People who have a history of injection drug use and are receiving medication-assisted treatment (MAT)—such as methadone, buprenorphine or naltrexone—for opioid use disorder have a low hepatitis C virus (HCV) reinfection rate after they are cured of the virus.

Publishing their findings in Clinical Infectious Diseases, a research team led by Matthew J. Akiyama, MD, MSc, an assistant professor of medicine at Albert Einstein College of Medicine in New York City, recruited participants from the PREVAIL study. This was a randomized, controlled study that assessed various means of providing care for 150 people with an injection drug use history who were receiving MAT in the Bronx.

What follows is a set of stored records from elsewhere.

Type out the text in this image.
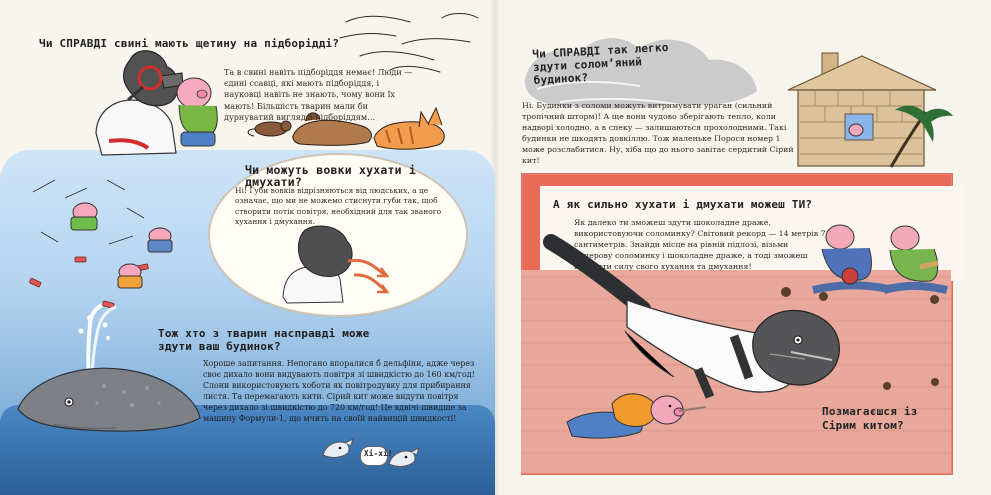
Чи СПРАВДІ свині мають щетину на підборідді?
Та в свині навіть підборіддя немає! Люди — єдині ссавці, які мають підборіддя, і науковці навіть не знають, чому вони їх мають! Більшість тварин мали би дурнуватий вигляд з підборіддям…
Чи можуть вовки хухати і дмухати?
Ні! Губи вовків відрізняються від людських, а це означає, що ми не можемо стиснути губи так, щоб створити потік повітря, необхідний для так званого хухання і дмухання.
Хі-хі!
Тож хто з тварин насправді може здути ваш будинок?
Хороше запитання. Непогано впоралися б дельфіни, адже через своє дихало вони видувають повітря зі швидкістю до 160 км/год! Слони використовують хоботи як повітродувку для прибирання листя. Та перемагають кити. Сірий кит може видути повітря через дихало зі швидкістю до 720 км/год! Це вдвічі швидше за машину Формули-1, що мчить на своїй найвищій швидкості!
Чи СПРАВДІ так легко здути солом’яний будинок?
Ні. Будинки з соломи можуть витримувати ураган (сильний тропічний шторм)! А ще вони чудово зберігають тепло, коли надворі холодно, а в спеку — залишаються прохолодними. Такі будинки не шкодять довкіллю. Тож маленьке Порося номер 1 може розслабитися. Ну, хіба що до нього завітає сердитий Сірий кит!
А як сильно хухати і дмухати можеш ТИ?
Як далеко ти зможеш здути шоколадне драже, використовуючи соломинку? Світовий рекорд — 14 метрів 7 сантиметрів. Знайди місце на рівній підлозі, візьми паперову соломинку і шоколадне драже, а тоді зможеш виміряти силу свого хухання та дмухання!
Позмагаєшся із Сірим китом?
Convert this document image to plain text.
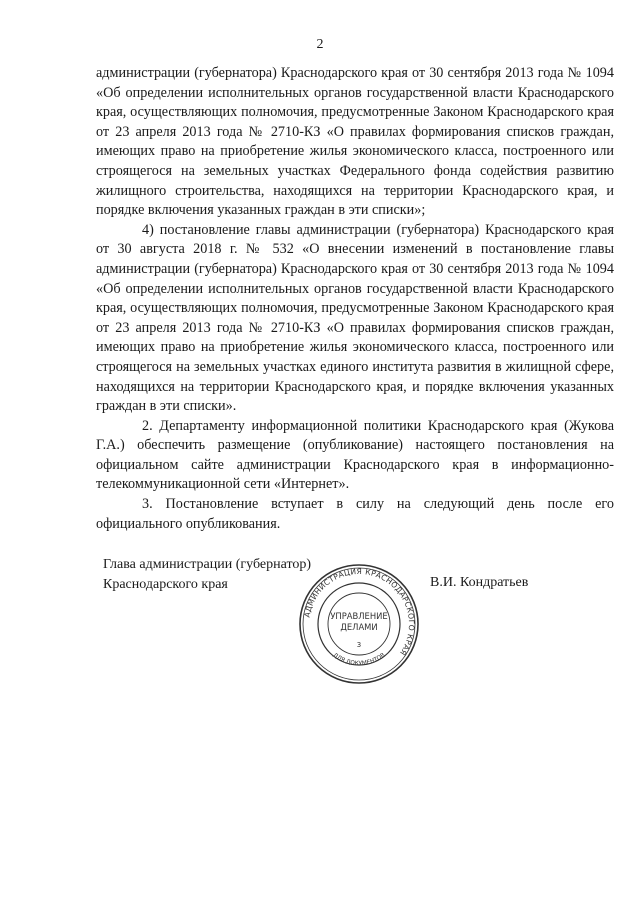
2

администрации (губернатора) Краснодарского края от 30 сентября 2013 года № 1094 «Об определении исполнительных органов государственной власти Краснодарского края, осуществляющих полномочия, предусмотренные Законом Краснодарского края от 23 апреля 2013 года № 2710-КЗ «О правилах формирования списков граждан, имеющих право на приобретение жилья экономического класса, построенного или строящегося на земельных участках Федерального фонда содействия развитию жилищного строительства, находящихся на территории Краснодарского края, и порядке включения указанных граждан в эти списки»;

4) постановление главы администрации (губернатора) Краснодарского края от 30 августа 2018 г. № 532 «О внесении изменений в постановление главы администрации (губернатора) Краснодарского края от 30 сентября 2013 года № 1094 «Об определении исполнительных органов государственной власти Краснодарского края, осуществляющих полномочия, предусмотренные Законом Краснодарского края от 23 апреля 2013 года № 2710-КЗ «О правилах формирования списков граждан, имеющих право на приобретение жилья экономического класса, построенного или строящегося на земельных участках единого института развития в жилищной сфере, находящихся на территории Краснодарского края, и порядке включения указанных граждан в эти списки».

2. Департаменту информационной политики Краснодарского края (Жукова Г.А.) обеспечить размещение (опубликование) настоящего постановления на официальном сайте администрации Краснодарского края в информационно-телекоммуникационной сети «Интернет».

3. Постановление вступает в силу на следующий день после его официального опубликования.

Глава администрации (губернатор)
Краснодарского края	В.И. Кондратьев
АДМИНИСТРАЦИЯ КРАСНОДАРСКОГО КРАЯ
ДЛЯ ДОКУМЕНТОВ
УПРАВЛЕНИЕ
ДЕЛАМИ
3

The new extension study included 141 participants who had been cured of hep C. They made visits every six months for up to 24 months. Sixty-two percent of them were men, and the overall group had an average age of 52 years old.

A total of 114 of the participants made at least one study visit. Following the 24-week mark after they completed their hep C treatment, 22 (19%) of these individuals reported ongoing injection drug use.

Three people, all of whom reported injecting drugs during the follow-up period, were reinfected with HCV during a cumulative 246 years of follow-up, for a reinfection rate of 1.22 cases per 100 cumulative years of follow-up—considered a low rate. However, among those who reported ongoing injection drug use during follow-up, the infection rate was 7.4 cases per 100 cumulative years of follow-up.

“HCV reinfection was low overall, but more common among people with ongoing [injection drug use] following [direct-acting antiviral] therapy on [opioid-assisted treatment], as well as those who were not confident in the ability to avoid contracting HCV, homeless or living with a person who injects drugs,” the investigators concluded. “Interventions to mediate these risk factors following HCV therapy are warranted.”